Topping the list of plans for 2013 are automatic replenishment (17 percent), automated fuel ordering (14 percent) and computer-assisted ordering (12.8 percent). Smaller chains make up the majority of those reporting these plans, as many of the larger companies already utilize these technologies.

Automated vendor receiving also saw a rise across the board, led by those chains with 51 or more stores. Scanning items received, manual data entry by item, and manual data entry by category or invoice all saw increased adoption, and more than half of the respondents are currently scanning items received (55.3 percent).

For those operators using electronic data interchange (EDI), 46.8 percent have proprietary systems, while 21.1 percent use package translators. The most popular use is for electronic funds transfer, currently in use by 48.9 percent of respondents, followed by EDI between banks and headquarters (38.3 percent) and between vendors and stores (34 percent).

PROMOTIONS & SALES

This year, the CSNews Technology Study shows moderate growth in companies using technology in-store to promote sales — especially video monitors, automated shopper loyalty programs and text messaging programs. The total number of respondents using in-store marketing technology jumped from 58.2 percent last year to 78.7 percent this year. Video monitors top the list with 41 percent reporting in-store use.

Sending text messages to customers, which is an inexpensive and effective marketing tool, grew from 17.2 percent in 2012 to 23.4 percent this year.

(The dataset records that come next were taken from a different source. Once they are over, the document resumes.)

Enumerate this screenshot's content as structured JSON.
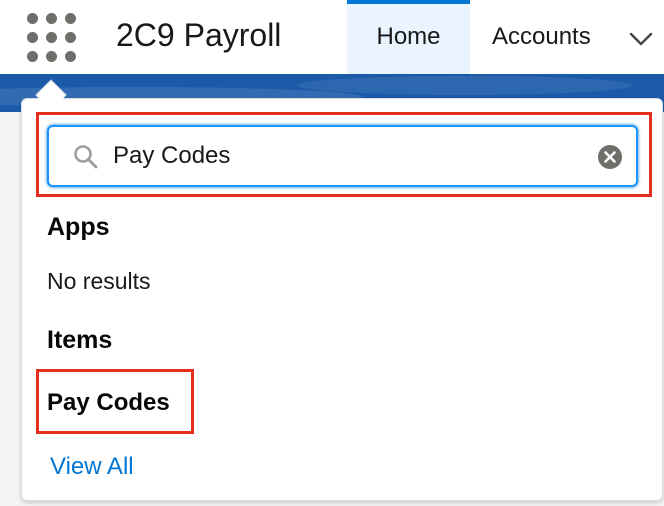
{
  "header": {
    "app_title": "2C9 Payroll",
    "tabs": [
      {
        "label": "Home",
        "active": true
      },
      {
        "label": "Accounts",
        "active": false
      }
    ],
    "icons": {
      "app_launcher": "waffle-grid-icon",
      "more": "chevron-down-icon"
    }
  },
  "search": {
    "value": "Pay Codes",
    "icons": {
      "search": "search-icon",
      "clear": "clear-icon"
    }
  },
  "results": {
    "apps_heading": "Apps",
    "apps_empty": "No results",
    "items_heading": "Items",
    "items": [
      {
        "label": "Pay Codes"
      }
    ],
    "view_all": "View All"
  },
  "colors": {
    "accent": "#0176d3",
    "highlight_border": "#e62e1f",
    "active_tab_bg": "#eaf4fe",
    "brand_band": "#1b5aa8"
  }
}
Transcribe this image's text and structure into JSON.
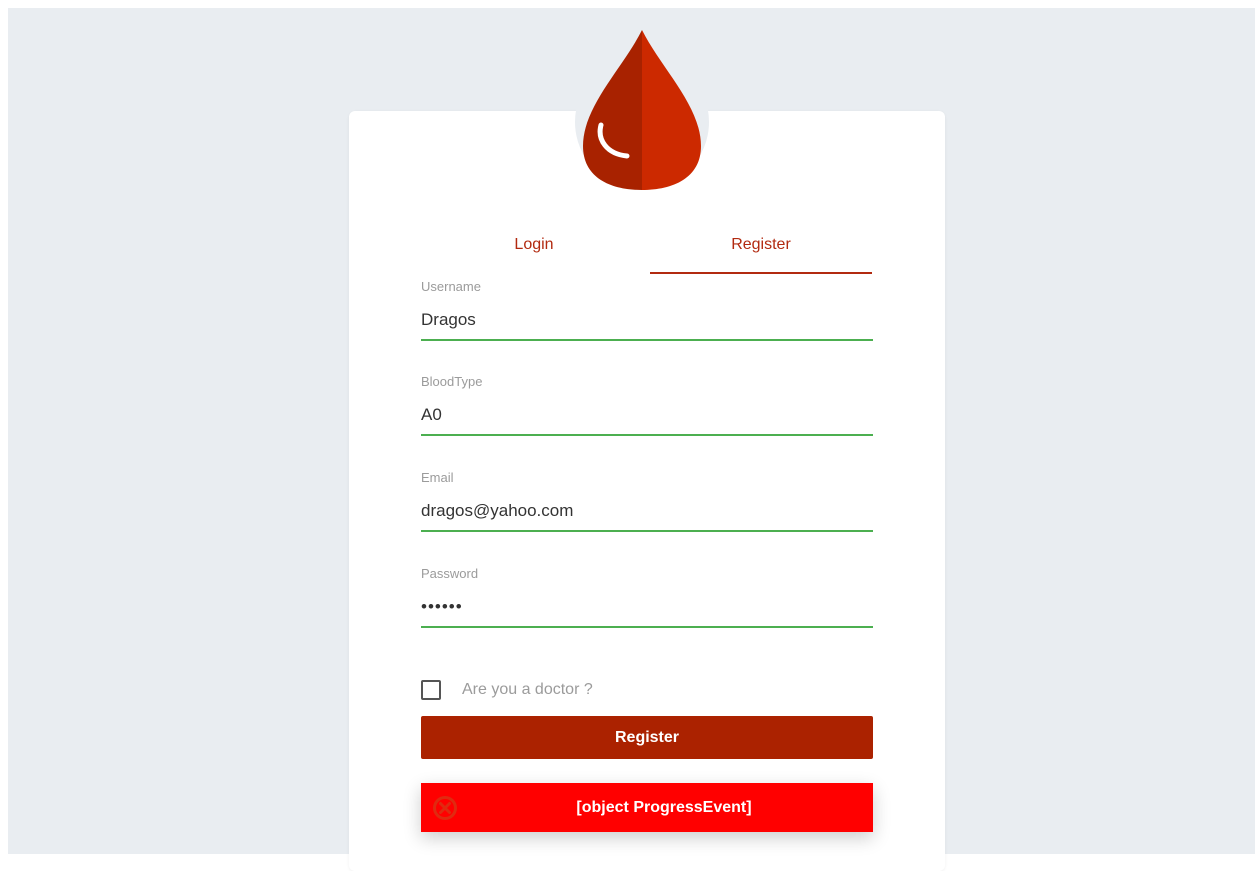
{
  "tabs": {
    "login_label": "Login",
    "register_label": "Register",
    "active": "register"
  },
  "form": {
    "username": {
      "label": "Username",
      "value": "Dragos"
    },
    "bloodtype": {
      "label": "BloodType",
      "value": "A0"
    },
    "email": {
      "label": "Email",
      "value": "dragos@yahoo.com"
    },
    "password": {
      "label": "Password",
      "value": "••••••"
    },
    "doctor_checkbox": {
      "label": "Are you a doctor ?",
      "checked": false
    },
    "submit_label": "Register"
  },
  "toast": {
    "message": "[object ProgressEvent]",
    "icon": "error-circle-icon"
  },
  "colors": {
    "brand": "#ab2200",
    "tab_accent": "#b22a10",
    "input_valid": "#4caf50",
    "toast_bg": "#ff0000",
    "page_bg": "#e9edf1"
  },
  "icons": {
    "logo": "blood-drop-icon"
  }
}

And before the end of 2013, 21.3 percent of operators plan to introduce this technology.

At the pump — where marketing is often used to attract customers into the store — the use of video monitors grew to 34.9 percent, compared to 20.3 percent last year. Advertising and couponing saw a large increase to almost one-third of respondents, compared to only 17.5 percent in 2012.

Reported plans for this year include almost one-quarter of chains adding merchandise ordering at the pump — 40 percent of larger chains and 14.3 percent of smaller chains. In addition, 20.9 percent plan to implement some form of advertising and couponing at the pump, while 16.3 percent have plans to add video monitors.

LOYALTY, MOBILE & MORE

Over the past few years, the use of social media has exploded for all industries, and the c-store industry has not been left behind. More than 90 percent of chains with 51 or more stores currently use social networking as part of their marketing plans, and more than half (53.8 percent) of smaller chains report doing the same.

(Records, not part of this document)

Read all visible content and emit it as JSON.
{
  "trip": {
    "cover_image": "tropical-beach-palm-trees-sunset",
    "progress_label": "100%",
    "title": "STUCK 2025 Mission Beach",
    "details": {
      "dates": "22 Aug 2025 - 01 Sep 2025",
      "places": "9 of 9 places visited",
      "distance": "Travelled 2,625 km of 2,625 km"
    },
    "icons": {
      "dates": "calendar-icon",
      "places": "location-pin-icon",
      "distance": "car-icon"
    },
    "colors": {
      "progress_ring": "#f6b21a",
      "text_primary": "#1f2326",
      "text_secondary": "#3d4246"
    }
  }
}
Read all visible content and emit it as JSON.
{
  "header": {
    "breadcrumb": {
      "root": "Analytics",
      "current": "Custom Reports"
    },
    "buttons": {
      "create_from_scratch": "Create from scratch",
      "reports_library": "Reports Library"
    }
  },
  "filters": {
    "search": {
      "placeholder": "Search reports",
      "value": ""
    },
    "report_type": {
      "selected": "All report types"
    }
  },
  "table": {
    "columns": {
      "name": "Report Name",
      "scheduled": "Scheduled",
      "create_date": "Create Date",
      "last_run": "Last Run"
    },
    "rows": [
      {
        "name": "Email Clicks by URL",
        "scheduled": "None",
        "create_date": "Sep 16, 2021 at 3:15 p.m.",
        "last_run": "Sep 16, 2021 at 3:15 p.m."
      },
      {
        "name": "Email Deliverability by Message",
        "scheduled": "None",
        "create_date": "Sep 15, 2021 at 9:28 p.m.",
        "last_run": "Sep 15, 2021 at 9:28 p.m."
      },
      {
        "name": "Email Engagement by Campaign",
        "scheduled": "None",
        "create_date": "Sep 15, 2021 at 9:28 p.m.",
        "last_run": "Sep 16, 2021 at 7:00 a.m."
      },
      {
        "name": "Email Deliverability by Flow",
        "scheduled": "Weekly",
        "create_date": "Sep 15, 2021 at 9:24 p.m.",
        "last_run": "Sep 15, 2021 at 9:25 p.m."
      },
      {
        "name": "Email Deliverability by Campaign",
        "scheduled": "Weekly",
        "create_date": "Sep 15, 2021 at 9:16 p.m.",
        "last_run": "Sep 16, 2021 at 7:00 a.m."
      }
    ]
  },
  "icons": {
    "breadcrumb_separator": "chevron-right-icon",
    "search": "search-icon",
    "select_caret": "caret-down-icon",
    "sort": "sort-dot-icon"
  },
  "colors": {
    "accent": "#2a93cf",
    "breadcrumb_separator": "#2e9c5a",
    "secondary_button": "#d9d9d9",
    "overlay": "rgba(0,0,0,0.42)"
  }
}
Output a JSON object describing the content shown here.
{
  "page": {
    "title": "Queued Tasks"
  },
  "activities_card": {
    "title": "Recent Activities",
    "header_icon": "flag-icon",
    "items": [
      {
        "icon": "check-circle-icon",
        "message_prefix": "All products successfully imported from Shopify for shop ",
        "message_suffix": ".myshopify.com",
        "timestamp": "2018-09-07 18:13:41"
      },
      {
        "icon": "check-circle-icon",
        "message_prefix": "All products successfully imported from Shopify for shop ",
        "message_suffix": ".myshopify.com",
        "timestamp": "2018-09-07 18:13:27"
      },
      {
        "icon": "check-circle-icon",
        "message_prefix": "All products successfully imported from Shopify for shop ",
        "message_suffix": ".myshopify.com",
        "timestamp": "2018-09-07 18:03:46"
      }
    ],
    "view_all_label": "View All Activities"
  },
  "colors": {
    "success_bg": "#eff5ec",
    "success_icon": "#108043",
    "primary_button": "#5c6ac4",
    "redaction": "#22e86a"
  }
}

The majority (97.1 percent) are on Facebook, half have an account on Twitter, and nearly one-quarter utilize foursquare, allowing customers to “check in” at their stores. The most popular content provided on these social networks are company or store promotions and events. Half of the respondents also use social networking to promote and run contests, and almost half engage members with questions.

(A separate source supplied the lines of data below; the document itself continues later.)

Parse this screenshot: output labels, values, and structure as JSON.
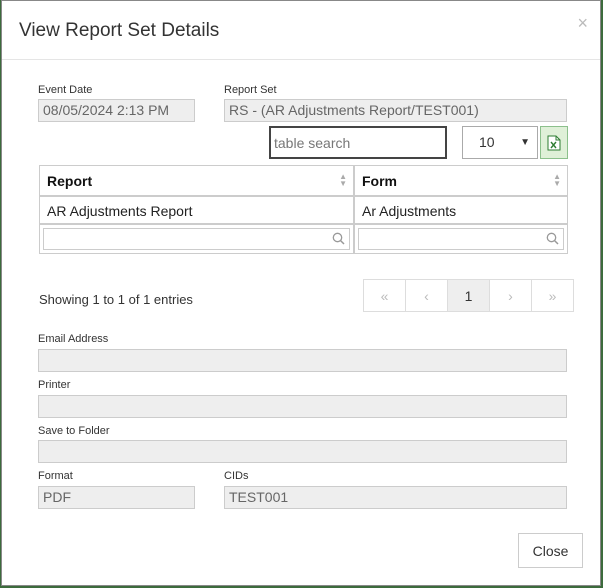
{
  "modal": {
    "title": "View Report Set Details",
    "close_icon": "×"
  },
  "event_date": {
    "label": "Event Date",
    "value": "08/05/2024 2:13 PM"
  },
  "report_set": {
    "label": "Report Set",
    "value": "RS - (AR Adjustments Report/TEST001)"
  },
  "table_search": {
    "placeholder": "table search"
  },
  "page_size": {
    "value": "10"
  },
  "table": {
    "columns": [
      "Report",
      "Form"
    ],
    "rows": [
      [
        "AR Adjustments Report",
        "Ar Adjustments"
      ]
    ]
  },
  "info": "Showing 1 to 1 of 1 entries",
  "pagination": {
    "first": "«",
    "prev": "‹",
    "current": "1",
    "next": "›",
    "last": "»"
  },
  "email": {
    "label": "Email Address",
    "value": ""
  },
  "printer": {
    "label": "Printer",
    "value": ""
  },
  "save_folder": {
    "label": "Save to Folder",
    "value": ""
  },
  "format": {
    "label": "Format",
    "value": "PDF"
  },
  "cids": {
    "label": "CIDs",
    "value": "TEST001"
  },
  "footer": {
    "close_label": "Close"
  }
}
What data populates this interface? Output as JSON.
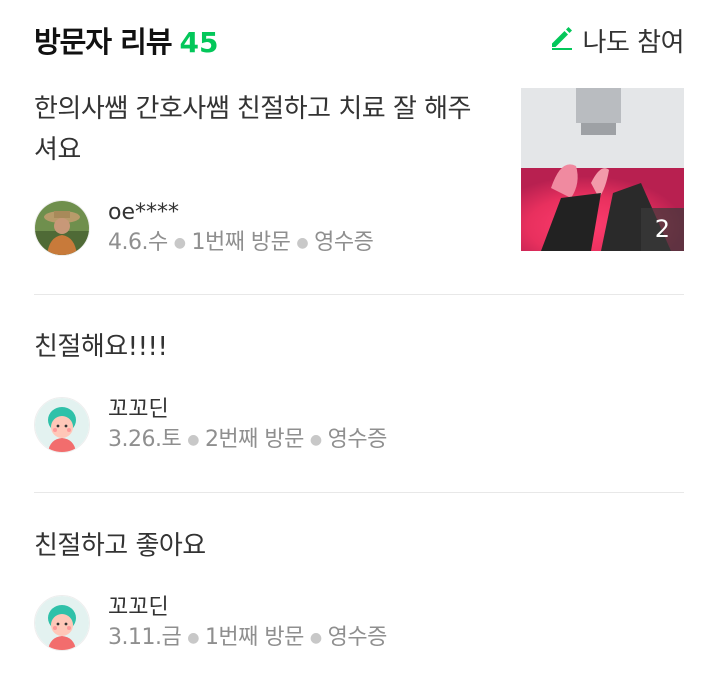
{
  "header": {
    "title": "방문자 리뷰",
    "count": "45",
    "write_label": "나도 참여"
  },
  "reviews": [
    {
      "text": "한의사쌤 간호사쌤 친절하고 치료 잘 해주셔요",
      "nickname": "oe****",
      "date": "4.6.수",
      "visit": "1번째 방문",
      "verify": "영수증",
      "photo_count": "2"
    },
    {
      "text": "친절해요!!!!",
      "nickname": "꼬꼬딘",
      "date": "3.26.토",
      "visit": "2번째 방문",
      "verify": "영수증"
    },
    {
      "text": "친절하고 좋아요",
      "nickname": "꼬꼬딘",
      "date": "3.11.금",
      "visit": "1번째 방문",
      "verify": "영수증"
    }
  ],
  "colors": {
    "accent": "#03c75a",
    "meta_gray": "#8f8f8f",
    "divider": "#e8e8e8"
  }
}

Another consumer-facing technology that continues to grow is loyalty programs. Almost 60 percent of chains offer some type of loyalty program — nearly three-quarters of larger chains and more than half of those with between two and 50 stores. Most of these programs are proprietary or branded to the retailer and are points-based reward programs. However, larger chains with more than 51 stores are mostly offering a combination of both points-based and credit card programs (54.5 percent).

Moving into the mobile world, almost one-third of c-store chains now offer a mobile app to customers — more than half of larger chains and 20.5 percent of smaller chains. Of the mobile apps available, the most popular feature is a store locator (93.8 percent), while more than half offer coupons to customers via their app. Customer feedback mechanisms and loyalty program tie-ins are also utilized by half of the respondents. Other options include limited-time specials (43.8 percent) and fuel prices (37.5 percent).

Looking ahead, the top planned tech investments for this year are better management of store-level inventory and revenue; reducing theft and shrink; social media; and better management of store labor expenses. Among larger chains, reducing theft ranks No. 1 on the list. For smaller chains, though, social media is the top priority.